Laura Roberts didn’t have a violent bone in her body. She did have a fierce temper but Nate had only seen it twice in the sixteen years he knew her. And both times, the minute it blew, she was spent. Both times, it lasted less than ten minutes. She was the kindest, gentlest, most even-tempered creature he’d ever been honoured to know. That didn’t mean, however, that she didn’t have a steely determination when she wanted one of her children to do something they didn’t want to do, she just rarely got her way.

“She’ll get over it once she sees your anniversary present,” Nate noted just for something to say. He knew Victor was worried about the present. If there was nothing to like about the man who had become his father, and Nate thought that there was although many people disagreed, one had to admire him for his devotion to his wife.

Though an anniversary present for Laura was a challenge.

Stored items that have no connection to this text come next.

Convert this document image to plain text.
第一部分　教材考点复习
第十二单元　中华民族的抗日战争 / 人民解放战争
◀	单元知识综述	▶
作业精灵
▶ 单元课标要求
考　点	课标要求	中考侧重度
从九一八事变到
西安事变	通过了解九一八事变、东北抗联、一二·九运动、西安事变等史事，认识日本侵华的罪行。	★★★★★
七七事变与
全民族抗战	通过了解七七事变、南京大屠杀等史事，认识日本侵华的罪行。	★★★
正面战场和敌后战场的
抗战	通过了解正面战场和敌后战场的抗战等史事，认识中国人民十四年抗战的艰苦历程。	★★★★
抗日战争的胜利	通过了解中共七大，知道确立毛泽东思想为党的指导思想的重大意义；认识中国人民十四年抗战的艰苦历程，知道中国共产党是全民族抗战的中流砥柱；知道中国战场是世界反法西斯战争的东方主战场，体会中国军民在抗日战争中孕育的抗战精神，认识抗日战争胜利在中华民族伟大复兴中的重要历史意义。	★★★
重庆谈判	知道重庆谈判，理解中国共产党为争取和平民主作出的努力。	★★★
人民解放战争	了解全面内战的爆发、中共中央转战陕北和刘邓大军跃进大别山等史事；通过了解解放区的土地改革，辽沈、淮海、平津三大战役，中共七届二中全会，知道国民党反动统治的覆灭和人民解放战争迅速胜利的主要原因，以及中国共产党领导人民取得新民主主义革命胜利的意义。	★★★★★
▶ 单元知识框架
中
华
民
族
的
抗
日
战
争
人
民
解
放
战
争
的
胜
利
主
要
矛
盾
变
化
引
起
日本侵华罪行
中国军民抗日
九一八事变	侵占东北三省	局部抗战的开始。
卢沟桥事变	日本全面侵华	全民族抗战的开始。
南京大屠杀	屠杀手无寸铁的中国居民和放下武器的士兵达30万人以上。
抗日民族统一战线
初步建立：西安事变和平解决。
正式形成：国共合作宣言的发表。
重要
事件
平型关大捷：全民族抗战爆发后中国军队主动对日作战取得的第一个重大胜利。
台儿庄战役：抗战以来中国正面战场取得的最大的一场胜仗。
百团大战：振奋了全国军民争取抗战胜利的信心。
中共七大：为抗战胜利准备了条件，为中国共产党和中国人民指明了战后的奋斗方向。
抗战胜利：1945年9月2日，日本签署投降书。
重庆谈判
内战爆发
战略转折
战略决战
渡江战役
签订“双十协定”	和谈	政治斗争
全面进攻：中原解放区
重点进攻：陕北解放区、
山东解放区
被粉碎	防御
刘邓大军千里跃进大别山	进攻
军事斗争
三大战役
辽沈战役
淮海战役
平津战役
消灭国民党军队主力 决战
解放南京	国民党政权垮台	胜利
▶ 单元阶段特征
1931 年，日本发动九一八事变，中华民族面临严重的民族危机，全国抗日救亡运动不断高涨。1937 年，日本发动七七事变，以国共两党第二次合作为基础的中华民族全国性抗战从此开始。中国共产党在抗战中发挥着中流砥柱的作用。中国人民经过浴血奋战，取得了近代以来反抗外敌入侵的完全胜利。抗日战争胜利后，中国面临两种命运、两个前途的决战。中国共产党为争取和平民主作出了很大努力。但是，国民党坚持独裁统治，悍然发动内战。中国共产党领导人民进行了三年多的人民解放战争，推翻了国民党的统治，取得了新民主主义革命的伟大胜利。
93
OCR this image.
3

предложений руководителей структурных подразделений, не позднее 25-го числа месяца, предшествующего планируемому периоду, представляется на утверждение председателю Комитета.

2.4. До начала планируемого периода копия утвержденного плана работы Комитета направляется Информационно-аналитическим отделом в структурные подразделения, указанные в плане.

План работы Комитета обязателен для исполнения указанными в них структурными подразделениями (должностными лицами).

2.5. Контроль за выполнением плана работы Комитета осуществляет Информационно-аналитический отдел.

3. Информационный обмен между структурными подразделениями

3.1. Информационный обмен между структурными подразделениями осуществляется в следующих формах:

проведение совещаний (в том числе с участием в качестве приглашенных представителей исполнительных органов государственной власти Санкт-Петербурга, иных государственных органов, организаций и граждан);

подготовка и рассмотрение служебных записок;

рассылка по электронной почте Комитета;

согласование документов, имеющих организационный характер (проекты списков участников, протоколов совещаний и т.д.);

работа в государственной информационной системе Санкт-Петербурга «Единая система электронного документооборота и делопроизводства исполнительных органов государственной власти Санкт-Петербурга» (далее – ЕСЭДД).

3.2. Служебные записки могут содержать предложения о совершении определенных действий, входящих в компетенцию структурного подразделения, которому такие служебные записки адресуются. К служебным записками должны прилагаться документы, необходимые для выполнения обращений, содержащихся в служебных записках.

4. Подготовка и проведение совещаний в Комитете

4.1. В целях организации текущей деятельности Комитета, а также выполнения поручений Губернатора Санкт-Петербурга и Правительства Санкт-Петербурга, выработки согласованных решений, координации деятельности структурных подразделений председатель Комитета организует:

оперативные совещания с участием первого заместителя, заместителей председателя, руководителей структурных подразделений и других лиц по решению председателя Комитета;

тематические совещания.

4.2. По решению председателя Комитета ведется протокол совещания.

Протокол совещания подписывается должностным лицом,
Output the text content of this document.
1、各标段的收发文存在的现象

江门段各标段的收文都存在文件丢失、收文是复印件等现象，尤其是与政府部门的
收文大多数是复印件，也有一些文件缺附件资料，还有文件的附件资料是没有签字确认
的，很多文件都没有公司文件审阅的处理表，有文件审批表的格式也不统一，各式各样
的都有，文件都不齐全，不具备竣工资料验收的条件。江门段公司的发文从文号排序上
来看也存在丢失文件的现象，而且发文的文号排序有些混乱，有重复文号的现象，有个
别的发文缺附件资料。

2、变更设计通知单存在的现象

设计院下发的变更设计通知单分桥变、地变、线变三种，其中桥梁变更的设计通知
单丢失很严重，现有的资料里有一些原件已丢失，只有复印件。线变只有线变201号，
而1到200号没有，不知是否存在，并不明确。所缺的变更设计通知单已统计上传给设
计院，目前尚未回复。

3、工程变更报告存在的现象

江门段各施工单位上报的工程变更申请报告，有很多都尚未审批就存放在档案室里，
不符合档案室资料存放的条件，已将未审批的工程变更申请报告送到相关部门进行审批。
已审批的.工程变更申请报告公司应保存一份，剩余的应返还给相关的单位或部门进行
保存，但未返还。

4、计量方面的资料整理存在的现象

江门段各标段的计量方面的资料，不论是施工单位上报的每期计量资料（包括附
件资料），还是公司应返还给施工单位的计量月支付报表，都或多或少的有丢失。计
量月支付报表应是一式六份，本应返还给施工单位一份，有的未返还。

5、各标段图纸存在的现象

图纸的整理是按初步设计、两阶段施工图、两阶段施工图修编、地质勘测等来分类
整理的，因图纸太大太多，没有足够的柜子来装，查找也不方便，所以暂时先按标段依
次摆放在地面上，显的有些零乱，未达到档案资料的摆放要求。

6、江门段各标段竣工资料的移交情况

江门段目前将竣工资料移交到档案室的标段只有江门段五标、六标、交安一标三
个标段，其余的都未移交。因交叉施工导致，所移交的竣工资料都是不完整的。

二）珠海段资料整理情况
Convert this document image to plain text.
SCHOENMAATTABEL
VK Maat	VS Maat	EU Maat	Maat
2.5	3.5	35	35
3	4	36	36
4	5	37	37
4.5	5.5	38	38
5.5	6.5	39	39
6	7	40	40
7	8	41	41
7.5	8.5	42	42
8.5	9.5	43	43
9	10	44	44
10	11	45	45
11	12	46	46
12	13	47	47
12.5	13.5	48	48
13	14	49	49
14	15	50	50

What did you give a woman who had everything, wanted for nothing and would have lived in a hovel happily if she simply had her husband with her?

“You’d make her night if you asked Georgia to marry you this evening,” Victor remarked.

He walked beside Victor to the waiting Rolls as Bennett, Victor’s chauffer pulled open the door to allow them entry. Nate had better things to do than be on this errand with Victor, many better, more pressing even urgent things to do.

But Victor had asked and no matter what Victor asked, Nate gave. That was the deal in Nate’s mind though not Victor’s). Nate owed Victor his life.